Que a Colômbia é o maior produtor de cocaína do mundo eu e todo mundo já sabia. Que muitas coisas aqui foram construídas patrocinadas com o sujo dinheiro do tráfico internacional de drogas, também já sabia.
Apesar de ainda não ter feito o “tur Pablo Escobar” que é a atividade turística mais procurada por estrangeiros em Medelín e que consiste em visitar lugares que tiveram alguma relação com o maior traficante de drogas da história, na primeira vez em que vim à Colômbia, pude ver algumas coisas curiosas. Espalhadas pela cidade há construções imensas abandonadas, pois foram iniciadas pelo Cartel de Medelín e, com o desmantelamento deste, foram abandonadas. Obviamente eram obras que tinham como único objetivo a lavagem de dinheiro.
Mesmo com todo esse conhecimento que creia ser muito vasto sobre o que representa o tráfico de drogas nesse país, confesso que, depois de ler o livro “Os Ginetes da Cocaína”, escrito por um jornalista colombiano durante os anos 80, me dei conta de que não tinha a mínima ideia da proporção em que o tráfico de drogas dominou e ainda domina esse país. A conclusão que tive após a leitura desse livro de menos de 300 páginas foi que vivo em um país que foi totalmente construído com o dinheiro do narcotráfico.
O grau de importância e de dominação que os poderosos cartéis colombianos atingiram durante o final dos anos 70 e princípios dos anos 80 foram responsáveis pela transformação de um país. Cidades como Medelín e Cali e até Miami, deixaram de ser cidades planas e rasteiras e passaram a ser canteiros de obras. A leitura desse livro me saciou algumas inquietudes que eu tinha aqui.
Para que entendam, explico um pouco como é dividida socialmente Medelín.
Metida entre morros, a cidade não tem muito para onde crescer. Assim como no Rio de Janeiro, toda a pobreza e parcelas da classe média estão localizadas nas montanhas que circundam a cidade. Na parte plana, amontoam-se carros e edifícios. Vale lembrar que Medelín possui uma área que é a metade de Porto Alegre, mas com um milhão de habitantes a mais.
A ideia de “bairro” aqui também é muito distinta a de que temos no Rio Grande do Sul. Um bairro aqui normalmente é associado a uma região popular da cidade. O meu “bairro” que ninguém chama de bairro, é onde se vive toda a classe média alta, a elite e parte da classe média.

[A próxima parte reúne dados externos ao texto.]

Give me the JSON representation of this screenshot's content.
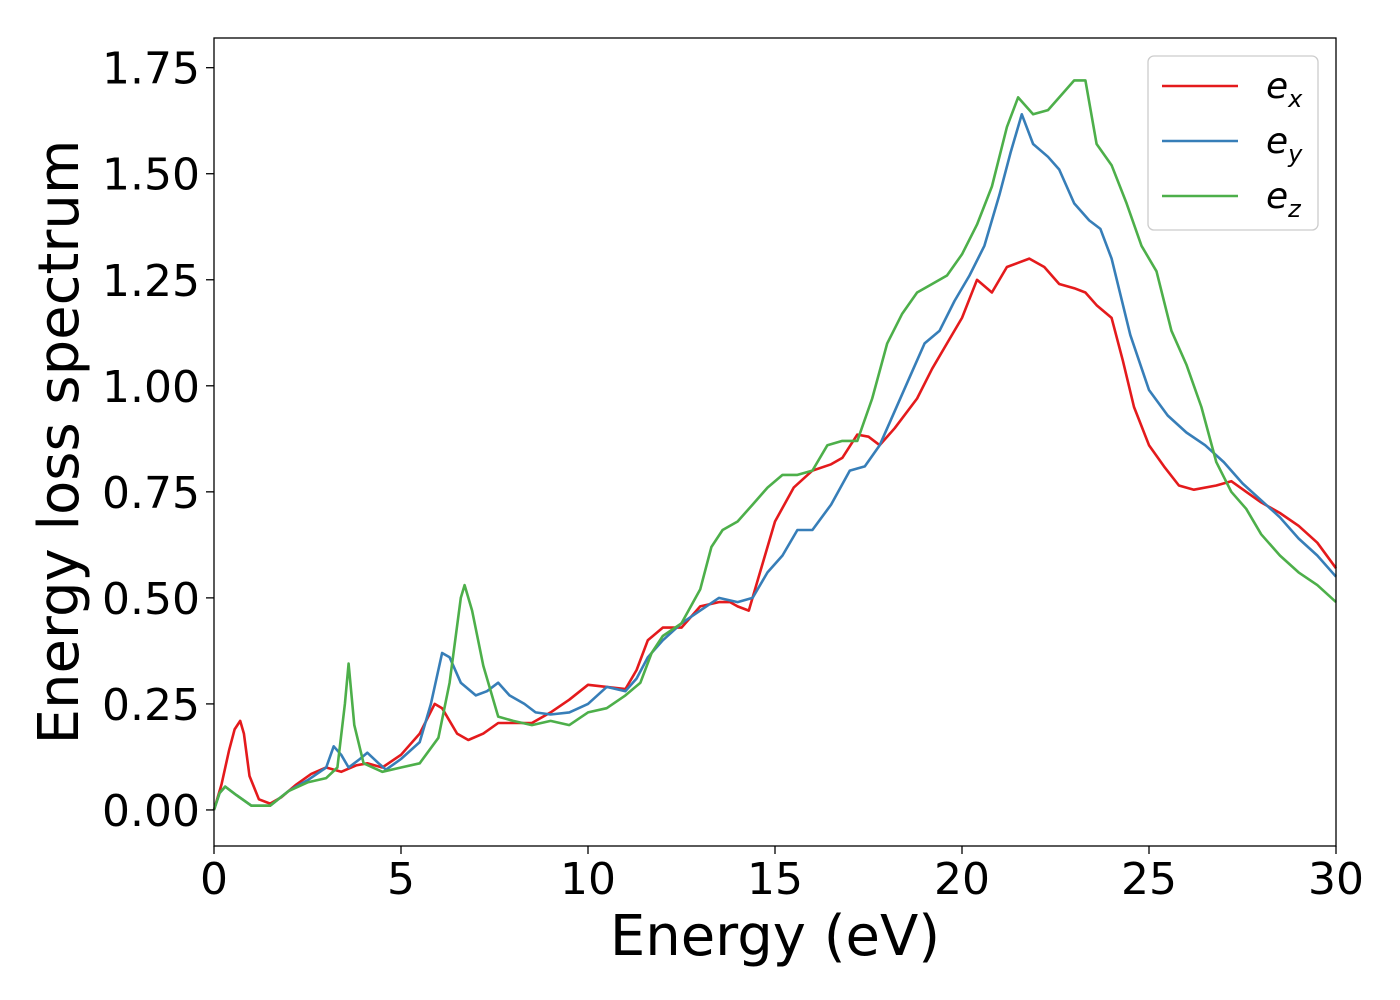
{
  "chart_data": {
    "type": "line",
    "xlabel": "Energy (eV)",
    "ylabel": "Energy loss spectrum",
    "xlim": [
      0,
      30
    ],
    "ylim": [
      -0.085,
      1.82
    ],
    "xticks": [
      0,
      5,
      10,
      15,
      20,
      25,
      30
    ],
    "xtick_labels": [
      "0",
      "5",
      "10",
      "15",
      "20",
      "25",
      "30"
    ],
    "yticks": [
      0.0,
      0.25,
      0.5,
      0.75,
      1.0,
      1.25,
      1.5,
      1.75
    ],
    "ytick_labels": [
      "0.00",
      "0.25",
      "0.50",
      "0.75",
      "1.00",
      "1.25",
      "1.50",
      "1.75"
    ],
    "grid": false,
    "legend_position": "top-right",
    "series": [
      {
        "name": "e",
        "subscript": "x",
        "color": "#e41a1c",
        "points": [
          [
            0,
            0
          ],
          [
            0.2,
            0.06
          ],
          [
            0.4,
            0.14
          ],
          [
            0.55,
            0.19
          ],
          [
            0.7,
            0.21
          ],
          [
            0.8,
            0.18
          ],
          [
            0.95,
            0.08
          ],
          [
            1.2,
            0.025
          ],
          [
            1.5,
            0.015
          ],
          [
            1.8,
            0.03
          ],
          [
            2.2,
            0.06
          ],
          [
            2.6,
            0.085
          ],
          [
            3.0,
            0.1
          ],
          [
            3.4,
            0.09
          ],
          [
            3.8,
            0.105
          ],
          [
            4.1,
            0.11
          ],
          [
            4.5,
            0.1
          ],
          [
            5.0,
            0.13
          ],
          [
            5.5,
            0.18
          ],
          [
            5.9,
            0.25
          ],
          [
            6.1,
            0.24
          ],
          [
            6.5,
            0.18
          ],
          [
            6.8,
            0.165
          ],
          [
            7.2,
            0.18
          ],
          [
            7.6,
            0.205
          ],
          [
            8.0,
            0.205
          ],
          [
            8.5,
            0.205
          ],
          [
            9.0,
            0.23
          ],
          [
            9.5,
            0.26
          ],
          [
            10.0,
            0.295
          ],
          [
            10.5,
            0.29
          ],
          [
            11.0,
            0.285
          ],
          [
            11.3,
            0.33
          ],
          [
            11.6,
            0.4
          ],
          [
            12.0,
            0.43
          ],
          [
            12.5,
            0.43
          ],
          [
            13.0,
            0.48
          ],
          [
            13.5,
            0.49
          ],
          [
            13.8,
            0.49
          ],
          [
            14.0,
            0.48
          ],
          [
            14.3,
            0.47
          ],
          [
            14.6,
            0.56
          ],
          [
            15.0,
            0.68
          ],
          [
            15.5,
            0.76
          ],
          [
            16.0,
            0.8
          ],
          [
            16.5,
            0.815
          ],
          [
            16.8,
            0.83
          ],
          [
            17.2,
            0.885
          ],
          [
            17.5,
            0.88
          ],
          [
            17.8,
            0.86
          ],
          [
            18.2,
            0.9
          ],
          [
            18.8,
            0.97
          ],
          [
            19.2,
            1.04
          ],
          [
            19.6,
            1.1
          ],
          [
            20.0,
            1.16
          ],
          [
            20.4,
            1.25
          ],
          [
            20.8,
            1.22
          ],
          [
            21.2,
            1.28
          ],
          [
            21.5,
            1.29
          ],
          [
            21.8,
            1.3
          ],
          [
            22.2,
            1.28
          ],
          [
            22.6,
            1.24
          ],
          [
            23.0,
            1.23
          ],
          [
            23.3,
            1.22
          ],
          [
            23.6,
            1.19
          ],
          [
            24.0,
            1.16
          ],
          [
            24.3,
            1.06
          ],
          [
            24.6,
            0.95
          ],
          [
            25.0,
            0.86
          ],
          [
            25.4,
            0.81
          ],
          [
            25.8,
            0.765
          ],
          [
            26.2,
            0.755
          ],
          [
            26.8,
            0.765
          ],
          [
            27.2,
            0.775
          ],
          [
            27.6,
            0.75
          ],
          [
            28.0,
            0.725
          ],
          [
            28.5,
            0.7
          ],
          [
            29.0,
            0.67
          ],
          [
            29.5,
            0.63
          ],
          [
            30.0,
            0.57
          ]
        ]
      },
      {
        "name": "e",
        "subscript": "y",
        "color": "#377eb8",
        "points": [
          [
            0,
            0
          ],
          [
            0.15,
            0.04
          ],
          [
            0.3,
            0.055
          ],
          [
            0.6,
            0.035
          ],
          [
            1.0,
            0.01
          ],
          [
            1.5,
            0.01
          ],
          [
            2.0,
            0.045
          ],
          [
            2.5,
            0.07
          ],
          [
            3.0,
            0.1
          ],
          [
            3.2,
            0.15
          ],
          [
            3.4,
            0.13
          ],
          [
            3.6,
            0.1
          ],
          [
            3.9,
            0.12
          ],
          [
            4.1,
            0.135
          ],
          [
            4.4,
            0.11
          ],
          [
            4.6,
            0.095
          ],
          [
            5.0,
            0.12
          ],
          [
            5.5,
            0.16
          ],
          [
            5.8,
            0.25
          ],
          [
            6.1,
            0.37
          ],
          [
            6.3,
            0.36
          ],
          [
            6.6,
            0.3
          ],
          [
            7.0,
            0.27
          ],
          [
            7.3,
            0.28
          ],
          [
            7.6,
            0.3
          ],
          [
            7.9,
            0.27
          ],
          [
            8.3,
            0.25
          ],
          [
            8.6,
            0.23
          ],
          [
            9.0,
            0.225
          ],
          [
            9.5,
            0.23
          ],
          [
            10.0,
            0.25
          ],
          [
            10.5,
            0.29
          ],
          [
            11.0,
            0.28
          ],
          [
            11.3,
            0.31
          ],
          [
            11.6,
            0.36
          ],
          [
            12.0,
            0.4
          ],
          [
            12.5,
            0.44
          ],
          [
            13.0,
            0.47
          ],
          [
            13.5,
            0.5
          ],
          [
            14.0,
            0.49
          ],
          [
            14.4,
            0.5
          ],
          [
            14.8,
            0.56
          ],
          [
            15.2,
            0.6
          ],
          [
            15.6,
            0.66
          ],
          [
            16.0,
            0.66
          ],
          [
            16.5,
            0.72
          ],
          [
            17.0,
            0.8
          ],
          [
            17.4,
            0.81
          ],
          [
            17.8,
            0.86
          ],
          [
            18.2,
            0.94
          ],
          [
            18.6,
            1.02
          ],
          [
            19.0,
            1.1
          ],
          [
            19.4,
            1.13
          ],
          [
            19.8,
            1.2
          ],
          [
            20.2,
            1.26
          ],
          [
            20.6,
            1.33
          ],
          [
            21.0,
            1.45
          ],
          [
            21.3,
            1.55
          ],
          [
            21.6,
            1.64
          ],
          [
            21.9,
            1.57
          ],
          [
            22.3,
            1.54
          ],
          [
            22.6,
            1.51
          ],
          [
            23.0,
            1.43
          ],
          [
            23.4,
            1.39
          ],
          [
            23.7,
            1.37
          ],
          [
            24.0,
            1.3
          ],
          [
            24.5,
            1.12
          ],
          [
            25.0,
            0.99
          ],
          [
            25.5,
            0.93
          ],
          [
            26.0,
            0.89
          ],
          [
            26.5,
            0.86
          ],
          [
            27.0,
            0.82
          ],
          [
            27.5,
            0.77
          ],
          [
            28.0,
            0.73
          ],
          [
            28.5,
            0.69
          ],
          [
            29.0,
            0.64
          ],
          [
            29.5,
            0.6
          ],
          [
            30.0,
            0.55
          ]
        ]
      },
      {
        "name": "e",
        "subscript": "z",
        "color": "#4daf4a",
        "points": [
          [
            0,
            0
          ],
          [
            0.15,
            0.04
          ],
          [
            0.3,
            0.055
          ],
          [
            0.6,
            0.035
          ],
          [
            1.0,
            0.01
          ],
          [
            1.5,
            0.01
          ],
          [
            2.0,
            0.045
          ],
          [
            2.5,
            0.065
          ],
          [
            3.0,
            0.075
          ],
          [
            3.3,
            0.1
          ],
          [
            3.5,
            0.25
          ],
          [
            3.6,
            0.345
          ],
          [
            3.75,
            0.2
          ],
          [
            4.0,
            0.11
          ],
          [
            4.5,
            0.09
          ],
          [
            5.0,
            0.1
          ],
          [
            5.5,
            0.11
          ],
          [
            6.0,
            0.17
          ],
          [
            6.3,
            0.3
          ],
          [
            6.6,
            0.5
          ],
          [
            6.7,
            0.53
          ],
          [
            6.9,
            0.47
          ],
          [
            7.2,
            0.34
          ],
          [
            7.6,
            0.22
          ],
          [
            8.0,
            0.21
          ],
          [
            8.5,
            0.2
          ],
          [
            9.0,
            0.21
          ],
          [
            9.5,
            0.2
          ],
          [
            10.0,
            0.23
          ],
          [
            10.5,
            0.24
          ],
          [
            11.0,
            0.27
          ],
          [
            11.4,
            0.3
          ],
          [
            11.7,
            0.37
          ],
          [
            12.0,
            0.41
          ],
          [
            12.5,
            0.44
          ],
          [
            13.0,
            0.52
          ],
          [
            13.3,
            0.62
          ],
          [
            13.6,
            0.66
          ],
          [
            14.0,
            0.68
          ],
          [
            14.4,
            0.72
          ],
          [
            14.8,
            0.76
          ],
          [
            15.2,
            0.79
          ],
          [
            15.6,
            0.79
          ],
          [
            16.0,
            0.8
          ],
          [
            16.4,
            0.86
          ],
          [
            16.8,
            0.87
          ],
          [
            17.2,
            0.87
          ],
          [
            17.6,
            0.97
          ],
          [
            18.0,
            1.1
          ],
          [
            18.4,
            1.17
          ],
          [
            18.8,
            1.22
          ],
          [
            19.2,
            1.24
          ],
          [
            19.6,
            1.26
          ],
          [
            20.0,
            1.31
          ],
          [
            20.4,
            1.38
          ],
          [
            20.8,
            1.47
          ],
          [
            21.2,
            1.61
          ],
          [
            21.5,
            1.68
          ],
          [
            21.9,
            1.64
          ],
          [
            22.3,
            1.65
          ],
          [
            22.7,
            1.69
          ],
          [
            23.0,
            1.72
          ],
          [
            23.3,
            1.72
          ],
          [
            23.6,
            1.57
          ],
          [
            24.0,
            1.52
          ],
          [
            24.4,
            1.43
          ],
          [
            24.8,
            1.33
          ],
          [
            25.2,
            1.27
          ],
          [
            25.6,
            1.13
          ],
          [
            26.0,
            1.05
          ],
          [
            26.4,
            0.95
          ],
          [
            26.8,
            0.82
          ],
          [
            27.2,
            0.75
          ],
          [
            27.6,
            0.71
          ],
          [
            28.0,
            0.65
          ],
          [
            28.5,
            0.6
          ],
          [
            29.0,
            0.56
          ],
          [
            29.5,
            0.53
          ],
          [
            30.0,
            0.49
          ]
        ]
      }
    ]
  }
}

Outro fator que torna difícil utilizar o termo “bairro” é que, essa região, é gigantesca. Há centenas de edifícios e toda essa parcela privilegiada se amontoa nesse mesmo espaço. Essa parte da cidade se localiza numa parte alta que é relativamente nova. Fora daqui, na parte plana, são bairros modestos ou pobres e, em algumas partes, classe média e alta, mas são minoria.

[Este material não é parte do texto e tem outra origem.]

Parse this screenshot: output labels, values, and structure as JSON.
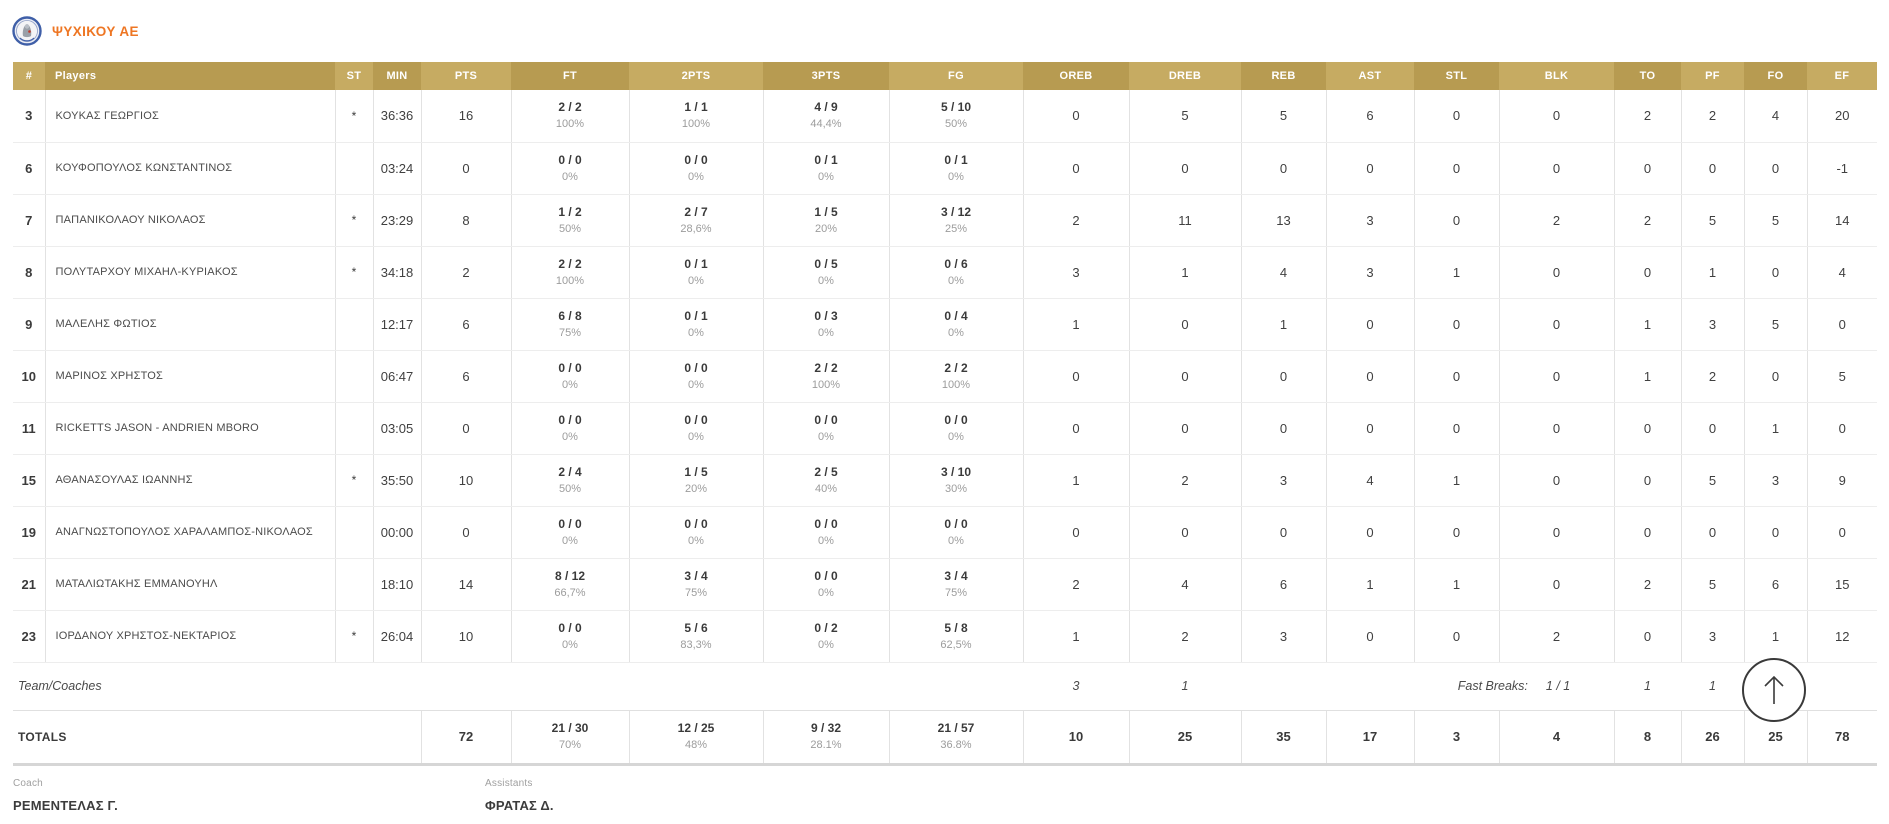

O fato é que tinha essa inquietude que manifestei anteriormente que consistia em olhar essa selva de pedras ao meu redor e não ver sequer um edifício com uma aparência de ter 30 anos. Tudo é novo.
Tudo é novo e todo esse novo tem relação direta com a explosão do negócio das drogas.
No início do narcotráfico na Colômbia, basicamente duas famílias tinham destaque: Escobar e os Ochoa que, diga-se de passagem, são meus vizinhos e hoje dizem não ter mais negócios irregulares.
Essas duas famílias foram as que fizeram do negócio das drogas um fenômeno lucrativo jamais visto na história desse país. Aliadas a guerrilhas de zonas rurais, transformaram uma planta que não valia mais do que uma erva-daninha em uma máquina de fazer dinheiro.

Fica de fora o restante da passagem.